Can we make solid mercury?
All solids can melt at a certain temperature - the melting point. They then change their so-called state of aggregation from solid to liquid (or, with further heating to the boiling point, into the gas state). A different melting point applies to each substance. Metals melt at very different temperatures depending on their chemical composition - cesium, for example, melts at higher room temperatures, tungsten only melts at over 3000 degrees Celsius. This also means that there are very different metals. But there are some properties that all metals share: A metal atom consists of a positively charged atomic nucleus and a negatively charged coating, the electrons. In order to develop the metallic properties, many metal atoms have to come together. A single iron atom is therefore not yet a metal. The metallic properties include, for example, electronic conductivity, which means that the individual atoms share their electrons and these can move easily between the atomic bodies. Other typical properties are the mostly silvery glossy surface and its good deformability. Only a few pure metals, that is, dignified, occur in nature: examples are gold, mercury and silver. Most metals can be found in chemical compounds, ores, bound with oxygen, for example. Usable metals, such as iron, have to be produced chemically. This is a very complex process because it requires a lot of energy in the form of heat or electricity. That is why it is also important that we value and recycle metal as a material.
What happens chemically when metal melts? You can illustrate this with a group of children. Suppose it is cold outside and the children want to warm up. What do you do? They move together like penguin cubs waiting for their parents in the cold of the polar ice. This is also the case with metals: when a metal is cold and below its melting point, the individual atoms that make up a metal are very close to one another. In this solid state of aggregation, the atoms form a fixed order, they are quasi lined up. As soon as the children get warm, they move away from each other again. It is the same with metals: the rigid order is lost, the atoms move, the metal begins to melt and becomes liquid. When the metal is cooled down again, the atoms find their way back to their original order and the substance solidifies again.

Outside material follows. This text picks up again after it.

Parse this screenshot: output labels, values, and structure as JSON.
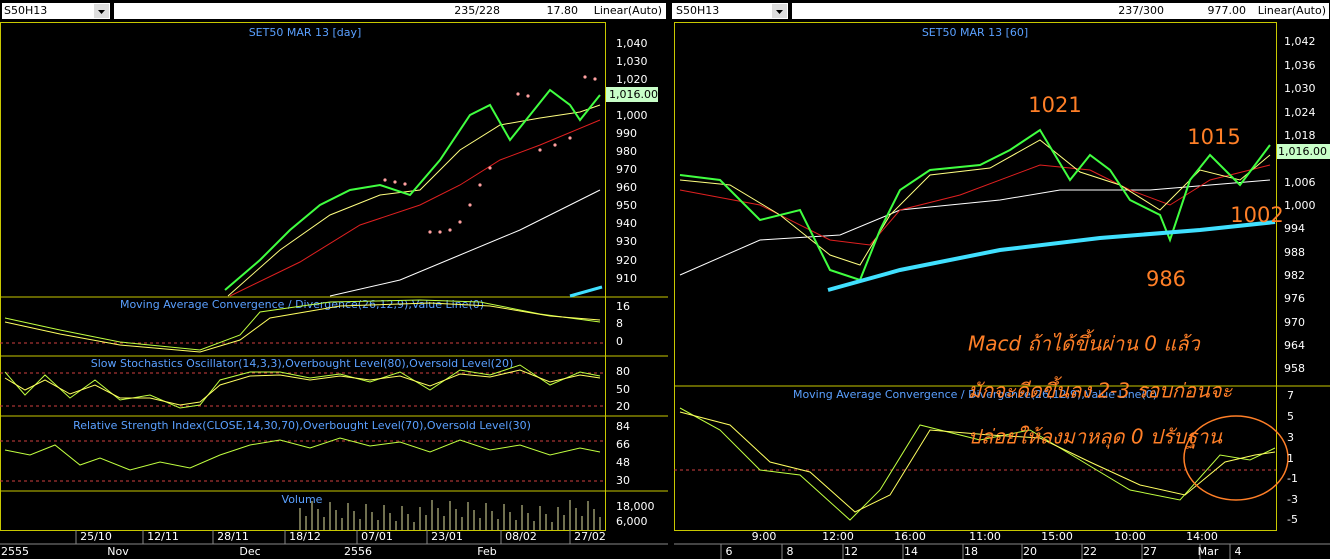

But there are some substances, including metals, that react with the air before they reach their melting point. Examples of this are lithium or wood, both of which “burn” in air, which is noticeable through different phenomena: lithium changes color on the surface due to the formation of lithium oxide and nitride there, while wood ignites above a certain temperature. Iron also reacts with air, albeit very slowly, and forms rust. Iron is oxidized and oxygen is reduced. This means that the oxygen takes away electrons from the iron, whereby the iron loses its metallic properties ...
However, iron can be protected against this reaction with air, for example by mixing (= alloying) with other metals and non-metals in order to produce stainless steel. Incidentally, steel is a very diverse metal: there are more than 2000 types of steel with different properties. Steel can be incredibly resistant - just think of an airplane, for example: it might stand in the searing heat somewhere in a tropical country for hours and a few minutes later it has to withstand minus 60 degrees Celsius at an altitude of 10,000 meters. These are temperature differences of over 100 degrees. Metals are fascinating because they make up around 80 percent of all chemical elements and have such different properties. For example lead: although this is a heavy metal, it is also so soft that it can be scratched like wax or used as a pipe seal. Metals have a wide variety of colors from reddish (copper), yellow (gold) or silvery. By the way, silver is the most reflective metal. That is why the mirrors used to be made of silver. In addition, silver also conducts electricity and heat very well. Metals also have so-called superconductors that conduct electricity without resistance, i.e. friction losses. The problem with this is that this is only possible at very low temperatures, i.e. below minus 200 degrees. Of course, metals are also very popular as jewelry. The term metal comes from the Greek, from the word métallon, which means mine or shaft. This probably describes the place where metals were found. Ancient finds of coins and jewelry prove that man recognized the value and beauty of metal very early on.
Our expert Katharina Fromm is Professor of Chemistry at the University of Freiburg. In addition to her teaching and research activities, she is committed to helping children, whom she teaches chemistry in entertaining demonstrations.